I hope all of you are doing well.
August 25, 2010
Wow, I was starting writing this thing with a nonchalant reference to “my trip,” and then realized that I haven’t told the internet about this yet! How could I forget?? So, before I get to the intended content of today’s post, let me say officially that I will be spending the first few months of 2011 in… Egypt! My spring semester this year is going to comprise various seminars on Egypt/archaeology/Egyptology, coloquial Arabic classes, an archaeological excavation in the oasis, and finally a month of travel to all the cool sites, well known and otherwise. This is going to take some doing as a Crohn’s patient. Filling scripts is not easy, nor is the mail reliable. I will be carrying in everything I need (plus some emergency antibiotics) for upwards of 3 months. Once I get there, staying healthy and minimally Crohnsie is going to be a matter of (luck and) eating very very carefully. We have a chef who cooks family style for everybody at the dig house, and I’ll be making very good friends with him, then remaining extremely vigilant about what I eat. I’ll also have a stash of my own food (I hear from a previous student with celiac that protein bars are great, and lots of people have liked having a jar of peanut butter) to fill in the gaps. Even so, all the first timers in Egypt get “Pharaoh’s Revenge,” which is 3 days of diarrhea, stomach cramps, and vomiting. Sweet. At least I won’t be the only one.
And now back to our regularly scheduled programming!
So this morning I went to see the doctor, to check in before I go back to school, and also to get everything squared away for my trip (there it is). I waited in the room for an hour and a half before he showed up. But once he did, I got hard copies of my scripts to take back to New York (a preemptive strike against the evil pharmacies of New York City) and some for Egypt so I can work out the kinks on the vacation override in advance. We also decided it’s likely that I am both lactose intolerant and sensitive to milk fat, but I don’t have time to get the test right now, so we’re just going to keep doing what works without the official test.

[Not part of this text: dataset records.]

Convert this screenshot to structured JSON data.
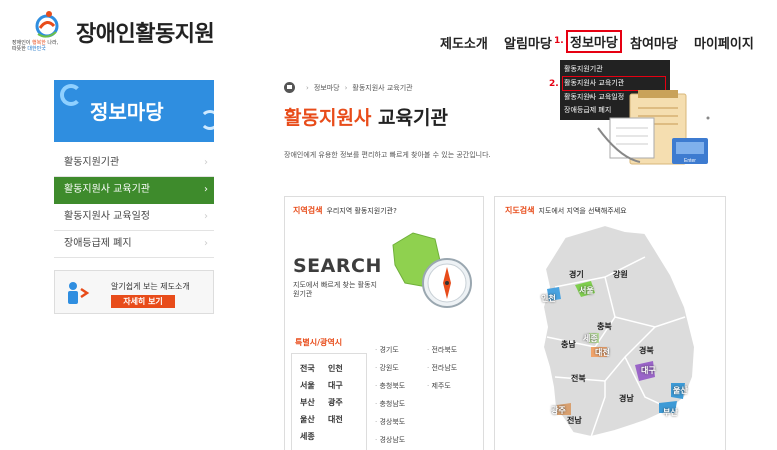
{
  "header": {
    "logo_title": "장애인활동지원",
    "logo_sub_line1_a": "장애인이 ",
    "logo_sub_line1_b": "행복한",
    "logo_sub_line1_c": " 나라,",
    "logo_sub_line2_a": "따뜻한 ",
    "logo_sub_line2_b": "대한민국",
    "gnb": [
      "제도소개",
      "알림마당",
      "정보마당",
      "참여마당",
      "마이페이지"
    ],
    "step1": "1.",
    "step2": "2."
  },
  "dropdown": {
    "items": [
      "활동지원기관",
      "활동지원사 교육기관",
      "활동지원사 교육일정",
      "장애등급제 폐지"
    ]
  },
  "sidebar": {
    "hero_title": "정보마당",
    "items": [
      "활동지원기관",
      "활동지원사 교육기관",
      "활동지원사 교육일정",
      "장애등급제 폐지"
    ],
    "active_index": 1,
    "banner_text": "알기쉽게 보는 제도소개",
    "banner_button": "자세히 보기"
  },
  "content": {
    "breadcrumb": [
      "정보마당",
      "활동지원사 교육기관"
    ],
    "title_accent": "활동지원사",
    "title_rest": " 교육기관",
    "description": "장애인에게 유용한 정보를 편리하고 빠르게 찾아볼 수 있는 공간입니다."
  },
  "region_search": {
    "head_title": "지역검색",
    "head_desc": "우리지역 활동지원기관?",
    "search_word": "SEARCH",
    "search_desc": "지도에서 빠르게 찾는 활동지원기관",
    "metro_title": "특별시/광역시",
    "metros": [
      "전국",
      "인천",
      "서울",
      "대구",
      "부산",
      "광주",
      "울산",
      "대전",
      "세종"
    ],
    "provinces": [
      "경기도",
      "전라북도",
      "강원도",
      "전라남도",
      "충청북도",
      "제주도",
      "충청남도",
      "",
      "경상북도",
      "",
      "경상남도",
      ""
    ]
  },
  "map_search": {
    "head_title": "지도검색",
    "head_desc": "지도에서 지역을 선택해주세요",
    "labels": {
      "gyeonggi": "경기",
      "gangwon": "강원",
      "seoul": "서울",
      "incheon": "인천",
      "chungbuk": "충북",
      "chungnam": "충남",
      "sejong": "세종",
      "daejeon": "대전",
      "gyeongbuk": "경북",
      "jeonbuk": "전북",
      "daegu": "대구",
      "gyeongnam": "경남",
      "ulsan": "울산",
      "busan": "부산",
      "gwangju": "광주",
      "jeonnam": "전남"
    }
  },
  "colors": {
    "accent_orange": "#e84c1a",
    "highlight_red": "#e60012",
    "sidebar_blue": "#2f8ee0",
    "active_green": "#3e8b2c",
    "dropdown_bg": "#222222"
  }
}
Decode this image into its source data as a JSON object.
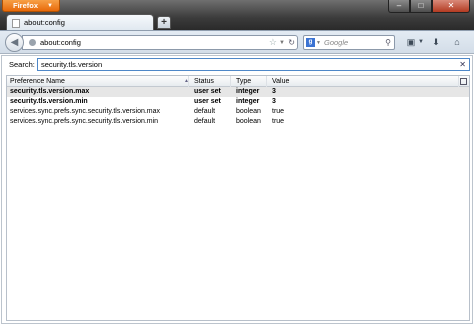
{
  "app": {
    "menu_button": "Firefox"
  },
  "window_controls": {
    "minimize": "–",
    "maximize": "□",
    "close": "✕"
  },
  "tabs": [
    {
      "title": "about:config"
    }
  ],
  "new_tab_label": "+",
  "navbar": {
    "url": "about:config",
    "search_placeholder": "Google",
    "search_engine_letter": "g"
  },
  "icons": {
    "back": "back-arrow-icon",
    "bookmark": "star-icon",
    "reload": "reload-icon",
    "search": "magnifier-icon",
    "bookmarks_menu": "bookmarks-icon",
    "downloads": "download-arrow-icon",
    "home": "home-icon"
  },
  "config": {
    "search_label": "Search:",
    "search_value": "security.tls.version",
    "columns": [
      "Preference Name",
      "Status",
      "Type",
      "Value"
    ],
    "rows": [
      {
        "name": "security.tls.version.max",
        "status": "user set",
        "type": "integer",
        "value": "3",
        "bold": true
      },
      {
        "name": "security.tls.version.min",
        "status": "user set",
        "type": "integer",
        "value": "3",
        "bold": true
      },
      {
        "name": "services.sync.prefs.sync.security.tls.version.max",
        "status": "default",
        "type": "boolean",
        "value": "true",
        "bold": false
      },
      {
        "name": "services.sync.prefs.sync.security.tls.version.min",
        "status": "default",
        "type": "boolean",
        "value": "true",
        "bold": false
      }
    ]
  },
  "colors": {
    "firefox_orange": "#e86a0a",
    "selected_row": "#e6e6e6"
  }
}
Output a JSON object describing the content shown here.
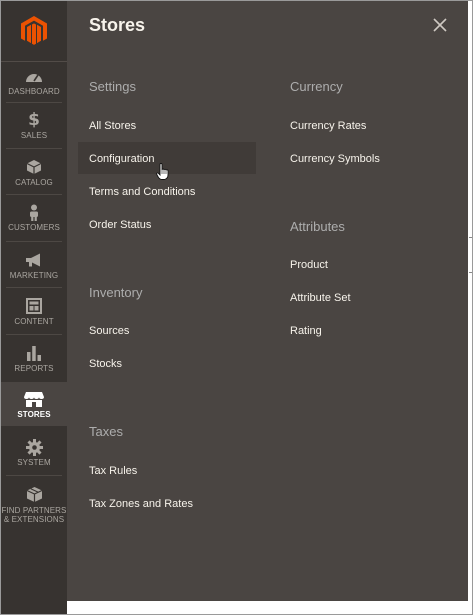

Oh, and he broke it to me that I’m going to need another colonoscopy next year. Awesome. I love that. Last time I had a colonoscopy was in ’06, and I spent the rest of the night hunched over on the couch with awful leg cramps that somehow resulted from the anesthesia (take home lesson: don’t let a man named Igor administer your morphine). That probably won’t happen again, but it still makes me nervous. Number 3, here I come.
March 18, 2010
Went to see the doc on Tuesday, as usual he was running 45 minutes late. So I walked around Boston; it was lovely out.
We figured out what was causing the bleeding: it’s a little cut, and seems to be healing on its own anyway, but we want to give it a little help and make sure it doesn’t get re-irritated or infected. So I started on Cipro (apparently the go-to antibiotic for those of us who are allergic to penicillin, and also for people who have been exposed to anthrax) Tuesday night, to continue for at least 3 weeks, or however long after that the doc deems necessary. The one issue with it is, it’s going to prevent me from having a lactose test, since you can’t have antibiotics within 2 weeks. :( I’ll get one of those when I come home for summer; hopefully I’ll be off the antibiotics by then.
The doc also gave the OK for me to go abroad next Spring! I want to go on a dig in Egypt, but realized that at least some of the time there will be a scarcity of bathrooms, and that I might have difficulties getting my scripts filled. But, my doc has a packet of info for traveling with Crohn’s, will send me with 3 months worth of all my scripts plus one for the Cipro just in case, and knows a couple of doctors in Cairo who might not know a lot about Crohn’s, but have my doc’s phone number which is just about as good. Now I just have to get into the program.
Also, getting blood drawn never gets better. Easier to deal with, yes. But deep down, I think we all turn into little kids and want to cry about it. More on this later, but I’m exhausted (nice weather really takes it out of you) and I think I’ll go to bed now.